Qui un paio di esempi tra i tanti possessi in cui le due stelle dei Celtics hanno fatto a pezzi i propri bersagli, in questo caso Blake Griffin (scongelato ieri nel quarto periodo e attaccato sistematicamente da Boston) e Patty Mills:

Se è vero che la coperta è decisamente corta per Nash in difesa (lasciando fuori dal discorso il possibile ritorno di Ben Simmons), è altrettanto vero che i due epiloghi per certi versi simili di Gara 2 e Gara 3 sono stati conseguenza anche del perseverare ininterrottamente con la stessa strategia.

Ai Jays il merito di aver punito, in modo costante nei momenti decisivi, ogni mismatch. A Nash il demerito di aver dato in pasto i propri peggiori difensori on ball, senza provare a cambiare approccio nè proporre – nel mezzo di parziali in momenti cruciali – delle variazioni contro Tatum e Brown.

Pochi aggiustamenti

Insomma, prima ancora delle scelte tattiche di Nash, la ragione delle due critiche qui sopra risiede nell’assenza di aggiustamenti a serie in corso. Una dote fondamentale per allenatori di squadre costruite per lunghe Playoffs Run.

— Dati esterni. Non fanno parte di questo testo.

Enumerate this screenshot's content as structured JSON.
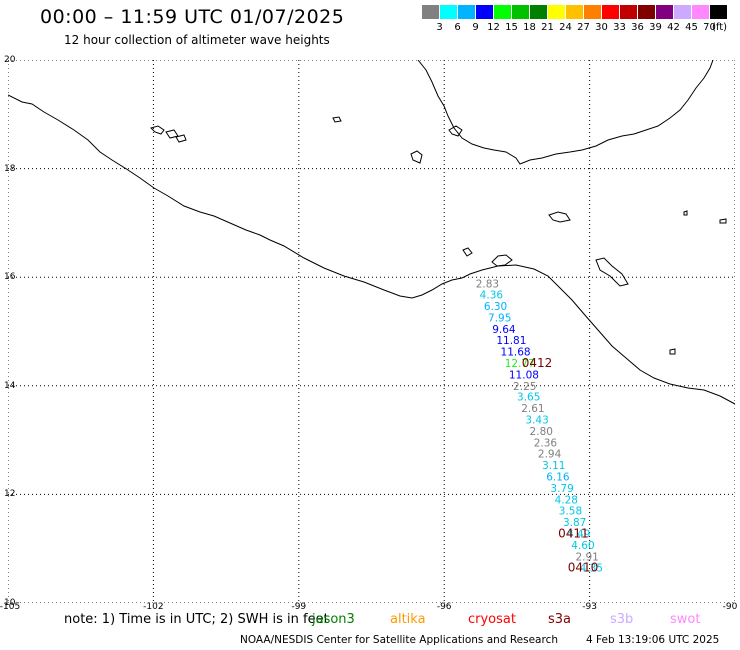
{
  "header": {
    "title": "00:00 – 11:59 UTC 01/07/2025",
    "subtitle": "12 hour collection of altimeter wave heights"
  },
  "legend": {
    "colors": [
      "#808080",
      "#00ffff",
      "#00b4ff",
      "#0000ff",
      "#00ff00",
      "#00c000",
      "#008000",
      "#ffff00",
      "#ffc000",
      "#ff8000",
      "#ff0000",
      "#c00000",
      "#800000",
      "#800080",
      "#ccaaff",
      "#ff88ff",
      "#000000"
    ],
    "labels": [
      "3",
      "6",
      "9",
      "12",
      "15",
      "18",
      "21",
      "24",
      "27",
      "30",
      "33",
      "36",
      "39",
      "42",
      "45",
      "70"
    ],
    "unit": "(ft)"
  },
  "axes": {
    "y_labels": [
      "20",
      "18",
      "16",
      "14",
      "12",
      "10"
    ],
    "x_labels": [
      "-105",
      "-102",
      "-99",
      "-96",
      "-93",
      "-90"
    ],
    "lon_range": [
      -105,
      -90
    ],
    "lat_range": [
      10,
      20
    ],
    "grid": "dotted"
  },
  "observations": [
    {
      "lat": 15.88,
      "value": "2.83",
      "color": "#808080"
    },
    {
      "lat": 15.68,
      "value": "4.36",
      "color": "#00c8e8"
    },
    {
      "lat": 15.47,
      "value": "6.30",
      "color": "#00b4ff"
    },
    {
      "lat": 15.26,
      "value": "7.95",
      "color": "#00b4ff"
    },
    {
      "lat": 15.05,
      "value": "9.64",
      "color": "#0000ff"
    },
    {
      "lat": 14.84,
      "value": "11.81",
      "color": "#0000ff"
    },
    {
      "lat": 14.63,
      "value": "11.68",
      "color": "#0000ff"
    },
    {
      "lat": 14.42,
      "value": "12.77",
      "color": "#22ee22"
    },
    {
      "lat": 14.21,
      "value": "11.08",
      "color": "#0000ff"
    },
    {
      "lat": 14.0,
      "value": "2.25",
      "color": "#808080"
    },
    {
      "lat": 13.8,
      "value": "3.65",
      "color": "#00c8e8"
    },
    {
      "lat": 13.59,
      "value": "2.61",
      "color": "#808080"
    },
    {
      "lat": 13.38,
      "value": "3.43",
      "color": "#00c8e8"
    },
    {
      "lat": 13.17,
      "value": "2.80",
      "color": "#808080"
    },
    {
      "lat": 12.96,
      "value": "2.36",
      "color": "#808080"
    },
    {
      "lat": 12.75,
      "value": "2.94",
      "color": "#808080"
    },
    {
      "lat": 12.54,
      "value": "3.11",
      "color": "#00c8e8"
    },
    {
      "lat": 12.33,
      "value": "6.16",
      "color": "#00b4ff"
    },
    {
      "lat": 12.12,
      "value": "3.79",
      "color": "#00c8e8"
    },
    {
      "lat": 11.91,
      "value": "4.28",
      "color": "#00c8e8"
    },
    {
      "lat": 11.7,
      "value": "3.58",
      "color": "#00c8e8"
    },
    {
      "lat": 11.49,
      "value": "3.87",
      "color": "#00c8e8"
    },
    {
      "lat": 11.28,
      "value": "4.49",
      "color": "#00c8e8"
    },
    {
      "lat": 11.07,
      "value": "4.60",
      "color": "#00c8e8"
    },
    {
      "lat": 10.86,
      "value": "2.91",
      "color": "#808080"
    },
    {
      "lat": 10.65,
      "value": "4.35",
      "color": "#00c8e8"
    }
  ],
  "pass_labels": [
    {
      "text": "0412"
    },
    {
      "text": "0411"
    },
    {
      "text": "0410"
    }
  ],
  "footer": {
    "note": "note:  1) Time is in UTC;  2) SWH is in feet",
    "satellites": [
      {
        "name": "jason3",
        "color": "#008000"
      },
      {
        "name": "altika",
        "color": "#ff9900"
      },
      {
        "name": "cryosat",
        "color": "#ff0000"
      },
      {
        "name": "s3a",
        "color": "#800000"
      },
      {
        "name": "s3b",
        "color": "#ccaaff"
      },
      {
        "name": "swot",
        "color": "#ff88ff"
      }
    ],
    "credit": "NOAA/NESDIS Center for Satellite Applications and Research",
    "timestamp": "4 Feb 13:19:06 UTC 2025"
  }
}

Le attenuanti a Brooklyn, quest’anno, sono molte. Il caso-Harden e la successiva trade, la indisponibilità – disponibilità part time – disponibilità full time di Irving, l’attesa per il debutto di Ben Simmons, l’infortunio season ending di Joe Harris e i mesi saltati da Durant. Come nel 2021, la solita inesistente chimica di squadra.

Tutto questo è innegabile, ma al netto di quello che non c’è, quanto fatto con il materiale a disposizione è stato deludente. E soprattutto, guardando nello specifico all’apporto del coaching di Nash a serie in corso, è deludente quanto poco siano state sfruttate le informazioni raccolte nelle prime due sconfitte.

L’estate dei Nets, a questo punto, è molto vicina. E rischia di essere, precocemente, molto calda.